Retailers Start Including Pandemic Clauses In New Leases
One of the UK’s biggest retail groups is inserting clauses in new leases that could allow it to halt paying rent if there are future spikes in coronavirus cases.
According to Retail Week, Edinburgh Woollen Mill is putting “pandemic clauses” into new leases it is signing on stores for its Bonmarché discount fashion brand, which it bought out of administration in June.
Under the terms of the clauses, Bonmarché can sign new leases now but not pay any rent until the stores actually open.
More significantly for landlords, the clause means that if the pandemic recurs in future and stores have to shut again, rents are paused and potentially refunded by property owners.

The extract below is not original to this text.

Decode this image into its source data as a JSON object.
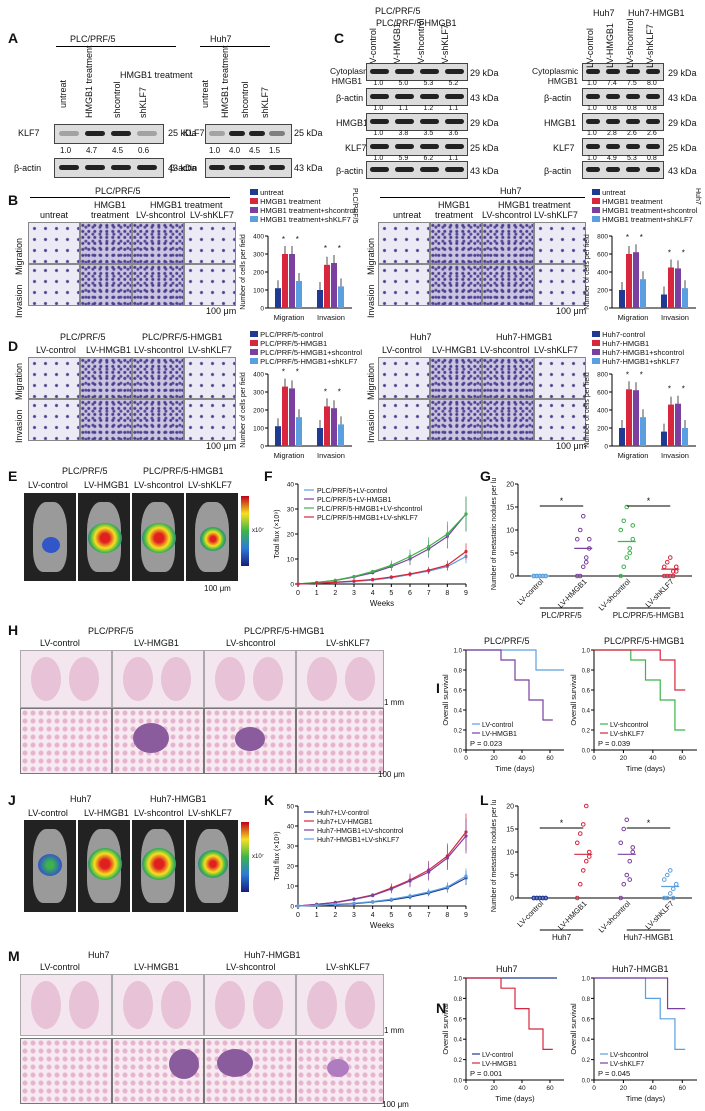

“Where we are currently signing new leases for Bonmarché stores, we have agreed with landlords a new pandemic clause,” a Bonmarché spokesperson said.
Retail tenants and landlords across the country are locked in negotiations over rent holidays or deferrals, which many tenants need to avoid going bust after stores have been forced to shut, destroying revenue virtually overnight.
Just 47% of quarterly retail rent was paid in March, according to data from Remit Consulting. Shopping centre giant Intu said it received just 29% of the rent it was owed on the March quarter day, compared to more than 70% at the same point of 2019.